The deal comes as Sage Pay’s parent company Sage Group said in September that it was seeking “strategic alternatives for the payments business.” The company had more recently been focused on accounting, people and payroll software.
Elavon was acquired by US Bancorp in 2001 for $2.1 billion and is active in 10 countries. Its main competitors include Stripe, Chase, MasterCard and Visa as well as Global Payments, Vantiv, FIS, Ingenico and Verifone. Sage Pay also competes with Stripe, in addition to Adyen, and PayPal.
The acquisition of Sage Pay is part of Elavon’s strategy to help its customers streamline and leverage the global economy, according to an Elavon press release on Monday (Nov. 18).

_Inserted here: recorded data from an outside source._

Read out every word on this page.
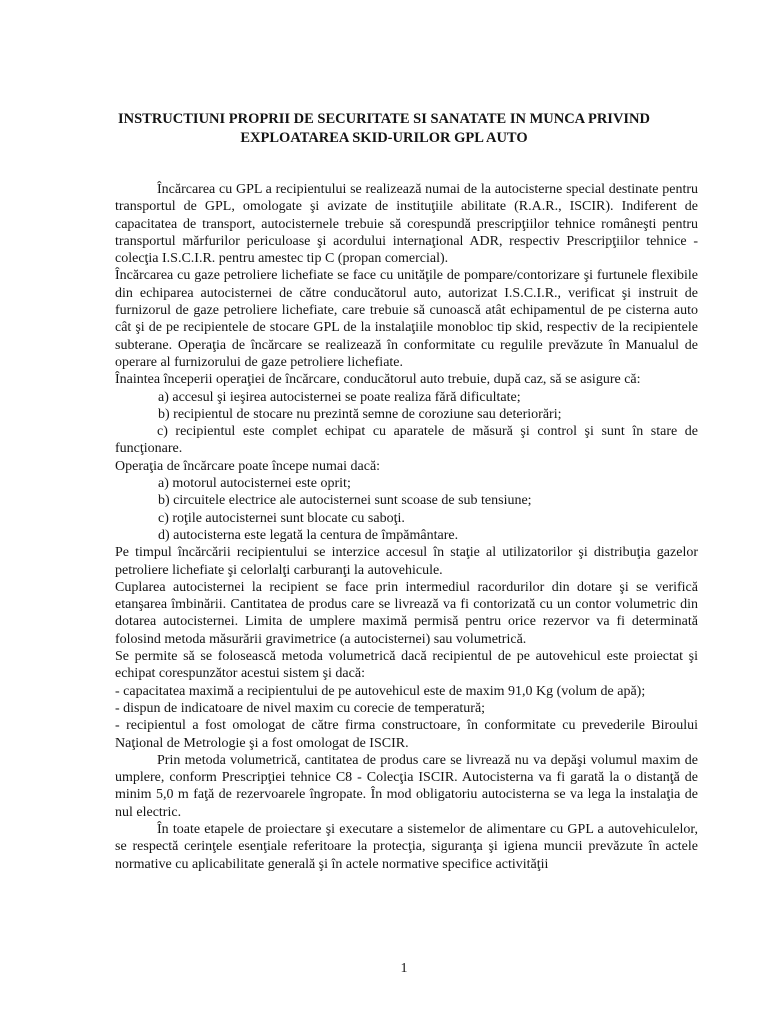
INSTRUCTIUNI PROPRII DE SECURITATE SI SANATATE IN MUNCA PRIVIND
EXPLOATAREA SKID-URILOR GPL AUTO

Încărcarea cu GPL a recipientului se realizează numai de la autocisterne special destinate pentru transportul de GPL, omologate şi avizate de instituţiile abilitate (R.A.R., ISCIR). Indiferent de capacitatea de transport, autocisternele trebuie să corespundă prescripţiilor tehnice româneşti pentru transportul mărfurilor periculoase şi acordului internaţional ADR, respectiv Prescripţiilor tehnice - colecţia I.S.C.I.R. pentru amestec tip C (propan comercial).

Încărcarea cu gaze petroliere lichefiate se face cu unităţile de pompare/contorizare şi furtunele flexibile din echiparea autocisternei de către conducătorul auto, autorizat I.S.C.I.R., verificat şi instruit de furnizorul de gaze petroliere lichefiate, care trebuie să cunoască atât echipamentul de pe cisterna auto cât şi de pe recipientele de stocare GPL de la instalaţiile monobloc tip skid, respectiv de la recipientele subterane. Operaţia de încărcare se realizează în conformitate cu regulile prevăzute în Manualul de operare al furnizorului de gaze petroliere lichefiate.

Înaintea începerii operaţiei de încărcare, conducătorul auto trebuie, după caz, să se asigure că:

a) accesul şi ieşirea autocisternei se poate realiza fără dificultate;

b) recipientul de stocare nu prezintă semne de coroziune sau deteriorări;

c) recipientul este complet echipat cu aparatele de măsură şi control şi sunt în stare de funcţionare.

Operaţia de încărcare poate începe numai dacă:

a) motorul autocisternei este oprit;

b) circuitele electrice ale autocisternei sunt scoase de sub tensiune;

c) roţile autocisternei sunt blocate cu saboţi.

d) autocisterna este legată la centura de împământare.

Pe timpul încărcării recipientului se interzice accesul în staţie al utilizatorilor şi distribuţia gazelor petroliere lichefiate şi celorlalţi carburanţi la autovehicule.

Cuplarea autocisternei la recipient se face prin intermediul racordurilor din dotare şi se verifică etanşarea îmbinării. Cantitatea de produs care se livrează va fi contorizată cu un contor volumetric din dotarea autocisternei. Limita de umplere maximă permisă pentru orice rezervor va fi determinată folosind metoda măsurării gravimetrice (a autocisternei) sau volumetrică.

Se permite să se folosească metoda volumetrică dacă recipientul de pe autovehicul este proiectat şi echipat corespunzător acestui sistem şi dacă:

- capacitatea maximă a recipientului de pe autovehicul este de maxim 91,0 Kg (volum de apă);

- dispun de indicatoare de nivel maxim cu corecie de temperatură;

- recipientul a fost omologat de către firma constructoare, în conformitate cu prevederile Biroului Naţional de Metrologie şi a fost omologat de ISCIR.

Prin metoda volumetrică, cantitatea de produs care se livrează nu va depăşi volumul maxim de umplere, conform Prescripţiei tehnice C8 - Colecţia ISCIR. Autocisterna va fi garată la o distanţă de minim 5,0 m faţă de rezervoarele îngropate. În mod obligatoriu autocisterna se va lega la instalaţia de nul electric.

În toate etapele de proiectare şi executare a sistemelor de alimentare cu GPL a autovehiculelor, se respectă cerinţele esenţiale referitoare la protecţia, siguranţa şi igiena muncii prevăzute în actele normative cu aplicabilitate generală şi în actele normative specifice activităţii

1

“We are a customer-focused company that is helping businesses succeed in a global marketplace that is changing rapidly,” said Hannah Fitzsimons, president and general manager of Elavon Merchant Services in Europe. “This acquisition brings tremendous talent and leading technology to Elavon, which can be leveraged across the European market.”
Elavon is the fourth-largest merchant acquirer in Europe with cross-border capabilities. With Sage Pay, Elavon has increased its market share in the U.K. and Ireland.
“We are thrilled to bring the talents and capabilities of Sage Pay employees to Elavon, where they will be an integral part of our company that is investing in the future,” said Declan Lynch, CEO of Elavon Financial Services, DAC.
Last year, the Bank of England (BoE) revamped its payments system and was expected to connect with FinTech firms using distributed ledger technology (DLT). The new plans will see the payments system, which supports British banking and trading, boost its defenses against cyberattacks by 2020, as well as increase the number of businesses that can use it.